Buchanan's next big conversion came while reading an article in German by Swedish economist Knut Wicksell. The obscure 1896 article's message was that only taxes and government spending that are unanimously approved can be justified. That way, argued Wicksell, taxes used to pay for programs would have to be taken from those who benefited from those programs. Wicksell's idea contradicted the mainstream forties' view, still the mainstream view, that there need be no connection between what a taxpayer pays and what he receives in benefits. But Buchanan found it persuasive. He translated the essay into English and started thinking more along Wicksell's lines.
One of the products of his thinking was a book, coauthored with Gordon Tullock, titled The Calculus of Consent. They showed that the unanimity requirement is unworkable in practice. They then considered modifications to the rule, what they called "workable unanimity." Their book, along with Anthony Downs's An Economic Theory of Democracy, helped start the field of public choice and is now considered a classic. Together, Buchanan and Tullock also started the academic journal Public Choice.

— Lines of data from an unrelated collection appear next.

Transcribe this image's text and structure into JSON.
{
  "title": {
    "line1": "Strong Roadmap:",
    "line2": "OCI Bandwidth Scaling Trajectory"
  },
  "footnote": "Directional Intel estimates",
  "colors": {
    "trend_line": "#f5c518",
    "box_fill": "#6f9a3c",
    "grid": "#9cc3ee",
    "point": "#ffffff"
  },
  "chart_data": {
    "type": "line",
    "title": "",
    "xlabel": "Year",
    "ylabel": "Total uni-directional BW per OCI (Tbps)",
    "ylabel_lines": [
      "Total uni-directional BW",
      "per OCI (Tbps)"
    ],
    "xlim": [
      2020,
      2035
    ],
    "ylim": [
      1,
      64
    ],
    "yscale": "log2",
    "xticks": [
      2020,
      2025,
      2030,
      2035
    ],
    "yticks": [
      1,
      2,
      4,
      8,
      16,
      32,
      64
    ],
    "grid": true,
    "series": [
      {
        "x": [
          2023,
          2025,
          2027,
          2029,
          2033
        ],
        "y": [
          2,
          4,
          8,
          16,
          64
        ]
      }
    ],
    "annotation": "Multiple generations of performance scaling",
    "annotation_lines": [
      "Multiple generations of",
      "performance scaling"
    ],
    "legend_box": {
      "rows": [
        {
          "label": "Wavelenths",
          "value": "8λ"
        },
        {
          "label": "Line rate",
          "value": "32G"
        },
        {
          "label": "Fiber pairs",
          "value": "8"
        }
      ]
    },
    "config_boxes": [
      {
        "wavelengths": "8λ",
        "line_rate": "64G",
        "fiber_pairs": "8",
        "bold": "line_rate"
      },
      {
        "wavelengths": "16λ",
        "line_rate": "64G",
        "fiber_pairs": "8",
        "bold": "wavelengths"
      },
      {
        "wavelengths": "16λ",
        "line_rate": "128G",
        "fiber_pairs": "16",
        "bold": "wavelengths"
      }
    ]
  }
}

Perhaps Buchanan's most important contribution to economics is his distinction between two levels of public choice—the initial level at which a constitution is chosen, and the postconstitutional level. The first is like setting rules of a game, and the second is like playing the game within the rules. Buchanan has proselytized his fellow economists to think more about the first level instead of mucking about as political players at the second level. To spread this way of thinking, Buchanan has even started a new journal called Constitutional Economics.
Buchanan also believes that because costs are subjective, much of welfare economics—cost-benefit analysis, and so on—is wrongheaded. He spells out these views in detail in Cost and Choice, an uncommonly impassioned economics book. Yet Buchanan has not persuaded most of his economist colleagues on this issue.

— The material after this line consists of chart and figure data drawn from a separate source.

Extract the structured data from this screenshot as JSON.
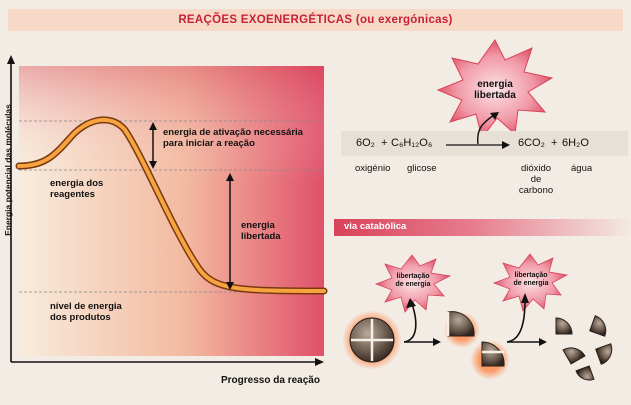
{
  "title": "REAÇÕES EXOENERGÉTICAS (ou exergónicas)",
  "graph": {
    "y_axis_label": "Energia potencial das moléculas",
    "x_axis_label": "Progresso da reação",
    "activation_label_1": "energia de ativação necessária",
    "activation_label_2": "para iniciar a reação",
    "reactants_label_1": "energia dos",
    "reactants_label_2": "reagentes",
    "released_label_1": "energia",
    "released_label_2": "libertada",
    "products_label_1": "nível de energia",
    "products_label_2": "dos produtos"
  },
  "equation": {
    "starburst_1": "energia",
    "starburst_2": "libertada",
    "reactant_1": "6O₂",
    "plus_1": "+",
    "reactant_2": "C₆H₁₂O₆",
    "product_1": "6CO₂",
    "plus_2": "+",
    "product_2": "6H₂O",
    "name_oxygen": "oxigénio",
    "name_glucose": "glicose",
    "name_co2_1": "dióxido",
    "name_co2_2": "de",
    "name_co2_3": "carbono",
    "name_water": "água"
  },
  "catabolic": {
    "label": "via catabólica",
    "burst_1_line1": "libertação",
    "burst_1_line2": "de energia",
    "burst_2_line1": "libertação",
    "burst_2_line2": "de energia"
  }
}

Buchanan was awarded the 1986 Nobel Prize in economics for "his development of the contractual and constitutional bases for the theory of economic and political decision making." Buchanan is a southerner and proud of his heritage. He was born in Murfreeboro, Tennessee, and has spent most of his academic life in Virginia, first at the University of Virginia, then at Virginia Polytechnic Institute and State University, and most recently, at George Mason University. In 1969 Buchanan became the first director of the Center for the Study of Public Choice. He was president of the Southern Economic Association in 1963 and of the Western Economic Association in 1983 and 1984, and vice president of the American Economic Association in 1971.
(With Gordon Tullock.) The Calculus of Consent: Logical Foundations of Constitutional Democracy. 1962.
Cost and Choice. 1969.
Freedom in Constitutional Contract. 1977.
(With Robert P. Tollison.) The Limits of Liberty. 1975.
(With Geoffrey Brennan.) The Power to Tax. 1980.